The Centre for Policy Research, a leading think tank in Delhi, hosts a monthly urbanization forum, bringing experts from across India and the world to shed light on India’s ongoing and rapid era of urbanization.
We all know the overwhelming, even numbing, statistics surrounding urbanization in India’s already densely populated cities. By 2030, Delhi will have 46 million people and be the largest urban agglomeration in the world. But beyond the numbers—let’s be honest, the low and high estimates of urban population growth both demand immediate policy attention and government action—the real questions revolve around what character these cities will assume. For whom will they be built? What will the aspirations be of the people who fill their streets? What agendas will shape municipal policy? These questions are crucial to the work I’m involved with as an AIF fellow placed at micro Home Solutions, whose mission is to create inclusive cities.

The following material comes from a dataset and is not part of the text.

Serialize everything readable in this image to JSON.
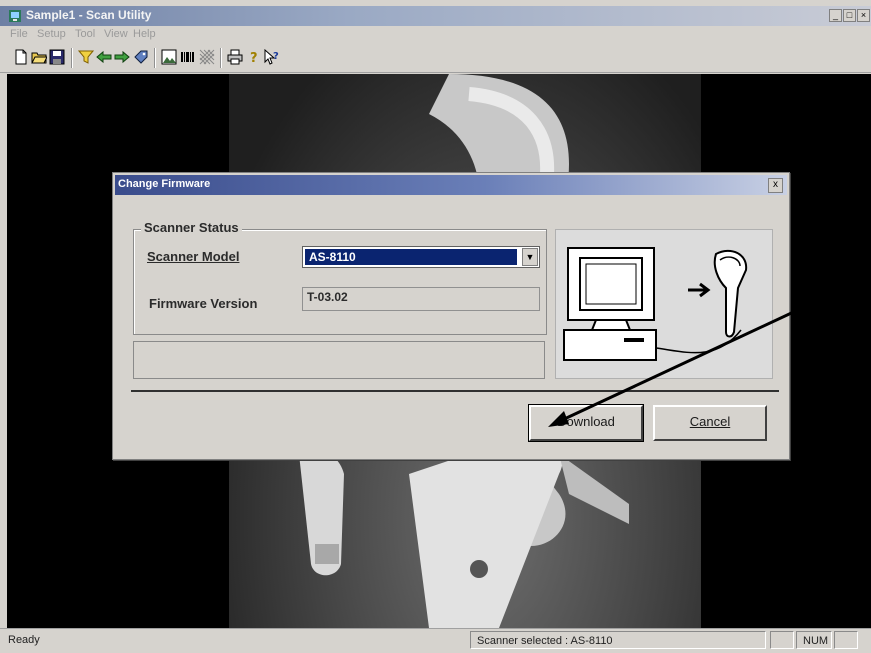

To offer a comparative perspective on these issues, CPR’s forum this month brought Patrick Heller, a political sociologist who compares cities, citizenships and urban governance. His presentation examined Brazilian, South African and Indian cities, defining each according to an urban paradigm that shapes how the city grows and how its citizens take part in that growth. He called South African cities growth machines, where the dominant agenda is developer-driven economic expansion, at the expense of everything else—environment, progressive race relations, socio-economic mobility. Brazilian urban centres are “social cities,” according to Heller, where the long-term agenda is inclusivity and the governance structure is highly democratic and participatory.

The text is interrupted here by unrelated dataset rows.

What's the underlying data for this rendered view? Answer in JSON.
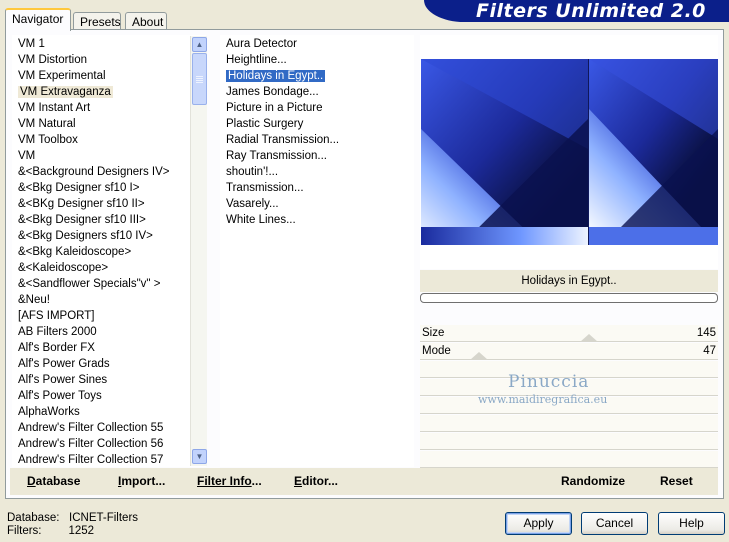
{
  "app": {
    "title": "Filters Unlimited 2.0"
  },
  "tabs": [
    {
      "label": "Navigator",
      "active": true
    },
    {
      "label": "Presets",
      "active": false
    },
    {
      "label": "About",
      "active": false
    }
  ],
  "categories": {
    "selected": "VM Extravaganza",
    "items": [
      "VM 1",
      "VM Distortion",
      "VM Experimental",
      "VM Extravaganza",
      "VM Instant Art",
      "VM Natural",
      "VM Toolbox",
      "VM",
      "&<Background Designers IV>",
      "&<Bkg Designer sf10 I>",
      "&<BKg Designer sf10 II>",
      "&<Bkg Designer sf10 III>",
      "&<Bkg Designers sf10 IV>",
      "&<Bkg Kaleidoscope>",
      "&<Kaleidoscope>",
      "&<Sandflower Specials\"v\" >",
      "&Neu!",
      "[AFS IMPORT]",
      "AB Filters 2000",
      "Alf's Border FX",
      "Alf's Power Grads",
      "Alf's Power Sines",
      "Alf's Power Toys",
      "AlphaWorks",
      "Andrew's Filter Collection 55",
      "Andrew's Filter Collection 56",
      "Andrew's Filter Collection 57"
    ]
  },
  "filters": {
    "selected": "Holidays in Egypt..",
    "items": [
      " Aura Detector",
      "Heightline...",
      "Holidays in Egypt..",
      "James Bondage...",
      "Picture in a Picture",
      "Plastic Surgery",
      "Radial Transmission...",
      "Ray Transmission...",
      "shoutin'!...",
      "Transmission...",
      "Vasarely...",
      "White Lines..."
    ]
  },
  "preview": {
    "filter_name": "Holidays in Egypt..",
    "colors": {
      "dark": "#0a0f3c",
      "mid": "#2b43c8",
      "light": "#e8f2ff"
    }
  },
  "parameters": [
    {
      "label": "Size",
      "value": "145",
      "fraction": 0.57
    },
    {
      "label": "Mode",
      "value": "47",
      "fraction": 0.18
    }
  ],
  "watermark": {
    "line1": "Pinuccia",
    "line2": "www.maidiregrafica.eu"
  },
  "bottom_links": [
    {
      "label": "Database",
      "underline": "D",
      "rest": "atabase"
    },
    {
      "label": "Import...",
      "underline": "I",
      "rest": "mport..."
    },
    {
      "label": "Filter Info...",
      "underline": "Filter Info",
      "rest": "..."
    },
    {
      "label": "Editor...",
      "underline": "E",
      "rest": "ditor..."
    }
  ],
  "actions": {
    "randomize": "Randomize",
    "reset": "Reset"
  },
  "status": {
    "database_label": "Database:",
    "database_value": "ICNET-Filters",
    "filters_label": "Filters:",
    "filters_value": "1252"
  },
  "dialog_buttons": {
    "apply": "Apply",
    "cancel": "Cancel",
    "help": "Help"
  }
}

Even though he suggested that developer-ruled places like Gurgaon seem similar to the South African model, Heller expressed that the defining paradigm of Indian cities is yet to be determined. Both economic and social change is happening so quickly that the nature of India’s cities is still unfolding; there is no “machine,” neither for growth nor for social inclusion. To illuminate this historical moment, Heller turns to a term anthropologist Arjun Appadurai used to describe Mumbai’s poor: “citizens without a city.” Even in a democracy, citizens have extremely few institutionalized channels they can use to seek redress when their rights are violated. Even fewer are these channels for those who live in “informality”—in informal settlements, with informal jobs, with access only to informal services.

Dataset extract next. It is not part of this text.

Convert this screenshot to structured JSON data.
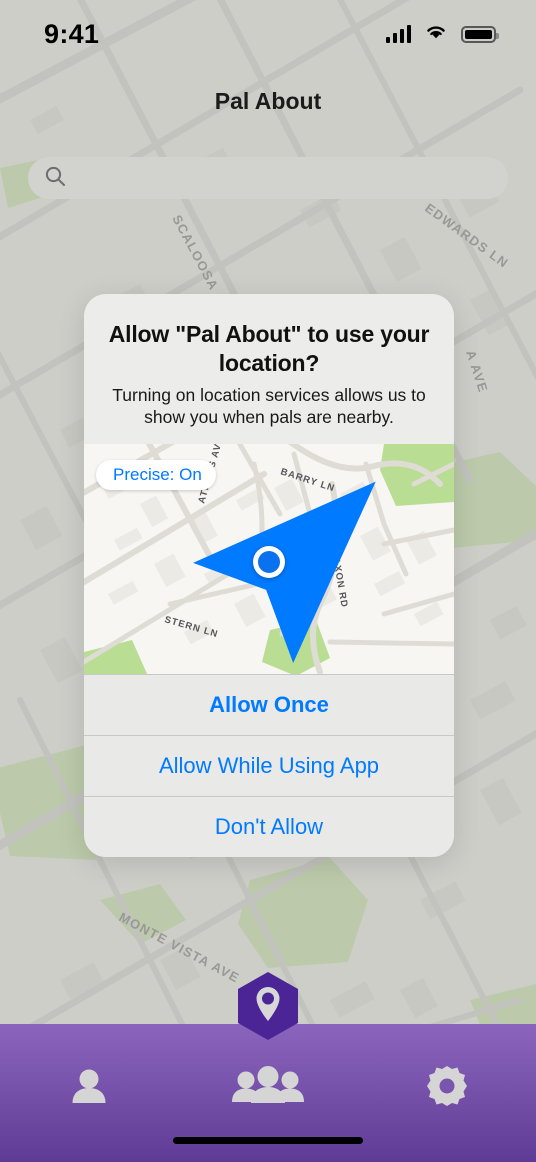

If Patrick Heller is right, that India’s cities now face a critical juncture, then perhaps the most important variable in the urban equation is governance. Going forward, the state will inevitably play an enormous role, through what it does and what it fails to do. Will it support the parochial interests of a few and use clientalist politics to maintain the appearance of democracy? Or will it manage to build a “city” in the true sense, a place of civic participation where the associations of caste and class are less important than citizens’ equal ability to govern themselves? As cities mushroom and resources like land and water become ever scarcer, the stakes of urban governance have never been higher.